Question:
linux: how to roll a log file that is locked by another app?
2011-01-26 15:14:04 UTC
I'm using tomcat on redhat and it logs to a file called tomcat.out -- I want to keep a daily log of this file by renaming tomcat.out to something like tomcat_.out. Only problem is tomcat keeps a lock on this file so I can't rename it without breaking the log (tomcat stops logging to it). I tried using symlinks for it, but that failed too. any other ideas? what about named pipes (I don't know how to do that)...??

thanks in advance
Four answers:
Techwing
2011-01-26 15:20:06 UTC
Shut down the application that has it locked. There's a reason why applications lock files. When multiple writers exist for a single file, bad things happen, unless there's a complex real-time I/O management system to prevent conflicts (and that generally doesn't exist on Linux/UNIX systems).
2011-01-26 23:18:45 UTC
would cp tomact.out tomact_.out work? or is this not at all what you're looking for? it would copy the file over to a new file, and shouldn't be restricted by tomcat.

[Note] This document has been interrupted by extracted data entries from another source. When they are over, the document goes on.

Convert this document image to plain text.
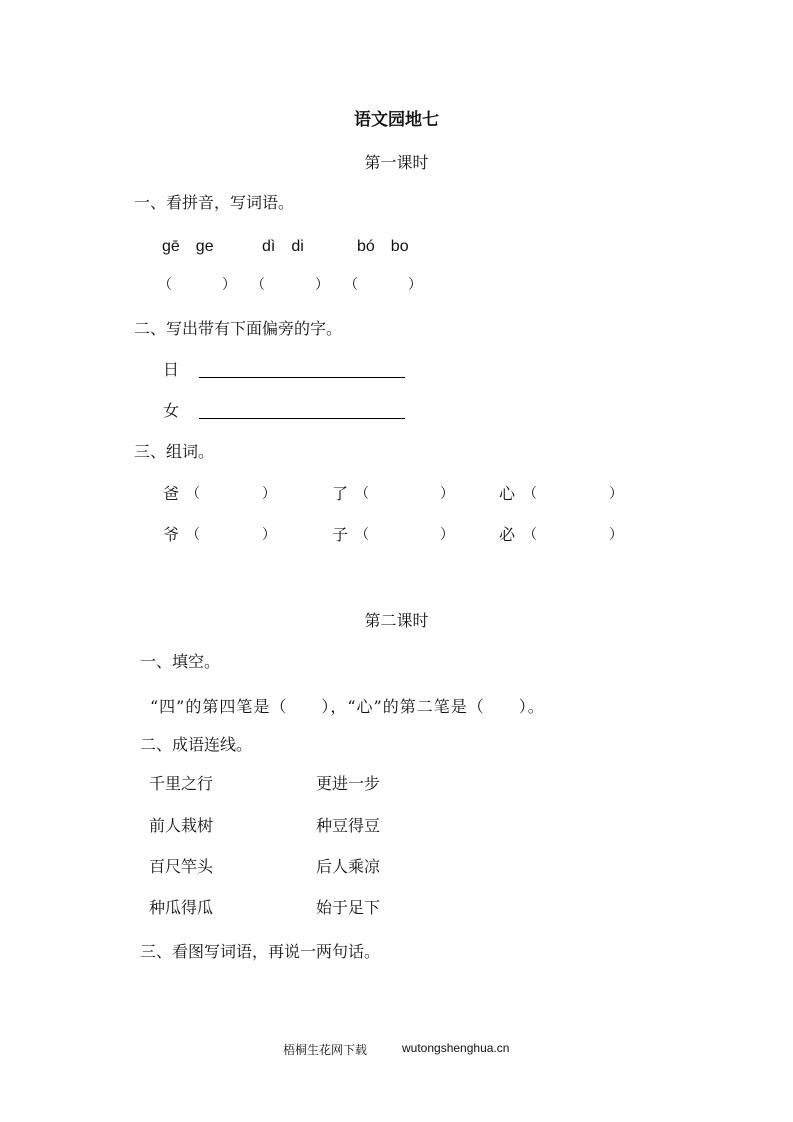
语文园地七
第一课时
一、看拼音，写词语。
gē　ge	dì　di	bó　bo
（　　　） （　　　） （　　　）
二、写出带有下面偏旁的字。
日
女
三、组词。
爸 （	）	了 （	）	心 （	）
爷 （	）	子 （	）	必 （	）
第二课时
一、填空。
“四”的第四笔是（　　），“心”的第二笔是（　　）。
二、成语连线。
千里之行	更进一步
前人栽树	种豆得豆
百尺竿头	后人乘凉
种瓜得瓜	始于足下
三、看图写词语，再说一两句话。
梧桐生花网下载	wutongshenghua.cn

You could make a cron job to do it whenever you wanted.
adaviel
2011-01-26 23:35:04 UTC
Many servers e.g. httpd use SIGHUP to reread configs and reopen logfiles. Not sure about tomcat. Check the docs.

e.g. /etc/logrotate.d/httpd

/var/log/httpd/*log {

missingok

notifempty

sharedscripts

postrotate

/bin/kill -HUP `cat /var/run/httpd.pid 2>/dev/null` 2> /dev/null || true

endscript

}
jplatt39
2011-01-26 23:27:42 UTC
I would use cp and cron to schedule a daily copy of it.